“Anyhow,” I resumed, “I’ve been thinking about your thesis, and I think you need a different research project.”
“What? I’ve spent weeks—months—looking at pubic bones. I’ve looked at hundreds of pubic bones. Maybe a thousand pubic bones.”
“But wouldn’t you rather do something important?”
“You said the pubic-bone study was important, Dr. B.”
“It is. But not as important as this.”
“As what? Never mind—I don’t want to know.”
“Everybody studies pubic bones,” I said. “I’m talking about seminal research, Tyler.”
“You want me to research semen? I’m supposed to write a thesis about spunk?”
“Don’t be so literal. Or so argumentative. This research will be unique. Original. A pioneering contribution.”
“Dammit!” He swatted the back of his neck.
“You need to quit killing the flies, Tyler,” I said.
“Why?”
“Because they’re your new best friends. The stars of your new thesis project.”
“What new thesis project? You keep dropping these veiled hints,” he grumbled. “Veiled threats. Just spit it out, Dr. B.”
“The first detailed study of insect activity in human corpses,” I said. “Our first step toward basing time-since-death estimates on scientific data. One blowfly at a time.”
“Let me get this straight. You’re saying you want me to spend even more quality time out here, crawling around in pig shit?”
“Gathering data,” I said. “Advancing the cause of science.”
“And in your new vision, how much more time do I spend out here advancing the cause of science? How many data trips a day? This is a long damn way from the bone lab.” He had a point there, I had to admit. “Any chance you could get me a transporter beam, so I don’t spend four hours a day shuttling back and forth from campus?”
“I’ll figure something out,” I said, hoping it would prove true. My flash of nocturnal inspiration hadn’t extended to anything so mundane as transportation logistics.
In the darkness a few feet away, I heard the sound of one hand clapping—Tyler’s hand clapping against a fly on the back of his neck. Perhaps he had not yet fully grasped the brilliance of my new research plan. But he would. What choice, after all, did an indentured academic servant have?
CHAPTER 6
Crystal
CRYSTAL HEARD THE GROAN of the semi’s brakes close behind her, then the popping and skittering of gravel pinched by the edges of the tires, as a massive cab—no trailer—drew alongside her and stopped, the big pistons of the diesel knocking in its iron heart. The brakes hissed, causing her to jump. The truck was a long-hooded Peterbilt, which loomed over her like a locomotive; its small, divided windshield was shaded by a metal visor, jutting and ominous; the sleeper compartment, grafted behind the cab, looked half the size of Crystal’s house trailer.
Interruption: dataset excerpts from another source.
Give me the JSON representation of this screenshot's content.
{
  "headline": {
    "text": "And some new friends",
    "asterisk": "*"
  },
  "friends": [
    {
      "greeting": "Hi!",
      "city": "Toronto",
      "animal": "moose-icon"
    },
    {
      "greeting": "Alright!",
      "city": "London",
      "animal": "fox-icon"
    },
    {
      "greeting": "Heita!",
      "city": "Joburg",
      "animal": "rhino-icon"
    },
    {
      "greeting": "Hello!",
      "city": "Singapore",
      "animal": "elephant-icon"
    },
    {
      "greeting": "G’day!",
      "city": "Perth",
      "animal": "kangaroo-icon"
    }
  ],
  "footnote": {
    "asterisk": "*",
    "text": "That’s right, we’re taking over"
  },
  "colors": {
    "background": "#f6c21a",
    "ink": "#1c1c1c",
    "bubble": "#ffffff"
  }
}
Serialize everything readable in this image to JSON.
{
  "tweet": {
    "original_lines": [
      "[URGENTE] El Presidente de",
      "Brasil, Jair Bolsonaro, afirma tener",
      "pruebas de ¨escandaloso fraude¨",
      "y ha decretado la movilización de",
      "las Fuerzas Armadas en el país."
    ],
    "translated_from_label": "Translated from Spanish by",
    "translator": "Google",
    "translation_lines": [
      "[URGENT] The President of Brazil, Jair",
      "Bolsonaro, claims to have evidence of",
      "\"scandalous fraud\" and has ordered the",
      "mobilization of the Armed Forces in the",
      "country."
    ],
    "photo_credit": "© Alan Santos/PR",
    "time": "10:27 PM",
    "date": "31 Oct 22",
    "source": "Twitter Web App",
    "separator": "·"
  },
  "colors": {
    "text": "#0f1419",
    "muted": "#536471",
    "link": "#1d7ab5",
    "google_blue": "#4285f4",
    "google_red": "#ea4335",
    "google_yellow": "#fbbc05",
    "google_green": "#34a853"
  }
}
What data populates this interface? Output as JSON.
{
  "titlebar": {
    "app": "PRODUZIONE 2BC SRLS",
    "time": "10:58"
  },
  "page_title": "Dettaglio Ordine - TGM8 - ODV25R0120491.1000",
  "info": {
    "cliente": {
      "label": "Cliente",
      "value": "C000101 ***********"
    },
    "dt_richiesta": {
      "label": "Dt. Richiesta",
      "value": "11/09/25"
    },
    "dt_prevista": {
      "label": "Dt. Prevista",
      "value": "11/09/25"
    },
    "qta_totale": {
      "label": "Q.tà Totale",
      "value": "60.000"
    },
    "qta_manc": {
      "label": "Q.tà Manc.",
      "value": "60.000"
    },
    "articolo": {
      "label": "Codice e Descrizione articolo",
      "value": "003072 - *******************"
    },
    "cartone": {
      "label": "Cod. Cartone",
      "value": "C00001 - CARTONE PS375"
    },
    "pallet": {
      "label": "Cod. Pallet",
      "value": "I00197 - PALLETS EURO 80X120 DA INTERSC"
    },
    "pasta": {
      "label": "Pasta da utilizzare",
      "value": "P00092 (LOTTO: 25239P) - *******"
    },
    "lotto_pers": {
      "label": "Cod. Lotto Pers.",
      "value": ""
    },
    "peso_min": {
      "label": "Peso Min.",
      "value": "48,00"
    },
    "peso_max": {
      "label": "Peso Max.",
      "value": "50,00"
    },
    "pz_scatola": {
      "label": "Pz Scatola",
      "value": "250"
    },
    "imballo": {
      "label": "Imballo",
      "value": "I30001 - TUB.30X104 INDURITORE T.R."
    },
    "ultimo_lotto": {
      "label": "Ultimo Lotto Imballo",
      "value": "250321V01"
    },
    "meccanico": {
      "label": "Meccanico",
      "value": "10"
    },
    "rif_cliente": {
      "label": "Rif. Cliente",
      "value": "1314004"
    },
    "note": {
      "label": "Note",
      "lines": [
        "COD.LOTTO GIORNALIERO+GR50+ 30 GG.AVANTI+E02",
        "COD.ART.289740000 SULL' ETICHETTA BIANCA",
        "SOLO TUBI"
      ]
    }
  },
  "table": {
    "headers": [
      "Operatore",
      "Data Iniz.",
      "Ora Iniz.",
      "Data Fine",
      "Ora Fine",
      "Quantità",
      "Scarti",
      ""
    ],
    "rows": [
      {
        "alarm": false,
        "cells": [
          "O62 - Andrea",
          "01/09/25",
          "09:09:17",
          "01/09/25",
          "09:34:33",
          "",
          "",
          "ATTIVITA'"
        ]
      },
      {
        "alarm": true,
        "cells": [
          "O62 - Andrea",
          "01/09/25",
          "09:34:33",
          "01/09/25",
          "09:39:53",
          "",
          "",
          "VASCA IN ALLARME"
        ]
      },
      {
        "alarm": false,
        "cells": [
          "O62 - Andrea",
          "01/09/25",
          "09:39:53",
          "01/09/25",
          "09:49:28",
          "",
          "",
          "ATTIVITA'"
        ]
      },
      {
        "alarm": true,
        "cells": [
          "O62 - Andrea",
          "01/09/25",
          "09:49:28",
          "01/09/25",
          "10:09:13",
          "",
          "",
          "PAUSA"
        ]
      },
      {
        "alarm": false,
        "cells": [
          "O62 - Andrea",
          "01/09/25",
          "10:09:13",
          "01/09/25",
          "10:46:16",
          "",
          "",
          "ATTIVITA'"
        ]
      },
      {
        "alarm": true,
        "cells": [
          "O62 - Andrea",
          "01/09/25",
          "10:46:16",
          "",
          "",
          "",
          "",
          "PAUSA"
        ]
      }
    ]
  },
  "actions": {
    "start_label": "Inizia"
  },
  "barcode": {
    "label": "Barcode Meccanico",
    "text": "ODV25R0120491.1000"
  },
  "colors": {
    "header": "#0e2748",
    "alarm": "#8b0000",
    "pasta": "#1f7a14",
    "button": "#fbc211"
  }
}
Crystal took two more steps forward, into a band of shadow, to avoid being blinded by the sun as she looked up at the driver. The shadow, she realized, was cast by the Baptist Church’s giant cross, and for the first time in hundreds of comings and goings past it, Crystal was glad the cross was there, dispensing a bit of shade along with its monumental dose of disapproval.
The cross, the shade, and Crystal were thirty miles northwest of Knoxville, atop Jellico Mountain. Just beyond the point where I-75 finished its long, slanting climb up the mountain’s flank and leveled out, a handful of buildings clustered at Exit 141: a blue-roofed Comfort Inn; a Pilot truck stop; Redeemer Primitive Baptist Church; and—last but not least—Crystal’s place of employment, XXX Adult World. Adult World was the seamiest and the flashiest of the exit’s buildings: a neon-emblazoned establishment surmounted by a pair of billboards and ringed by a gravel lot capable of accommodating half a hundred tractor-trailer rigs at a time. For efficiency’s sake, Adult World ought to have shared a parking lot with the Pilot truck stop, since truckers constituted most of Adult World’s clientele—and since women like Crystal spent a lot of time shuttling back and forth between the two businesses. But irony had trumped efficiency in this case: The truck stop lay on the opposite side of the interstate, and Adult World instead sat cheek by jowl—or haunch to haunch—with Redeemer Primitive Baptist, a corrugated metal building whose five-story cross did double duty, inspiring multitudes of passing motorists while simultaneously rebuking Adult World’s lusty customers and fallen women.
“DIDN’T MEAN TO SCARE you.” The voice floated down from the cab toward Crystal. “You want a ride?”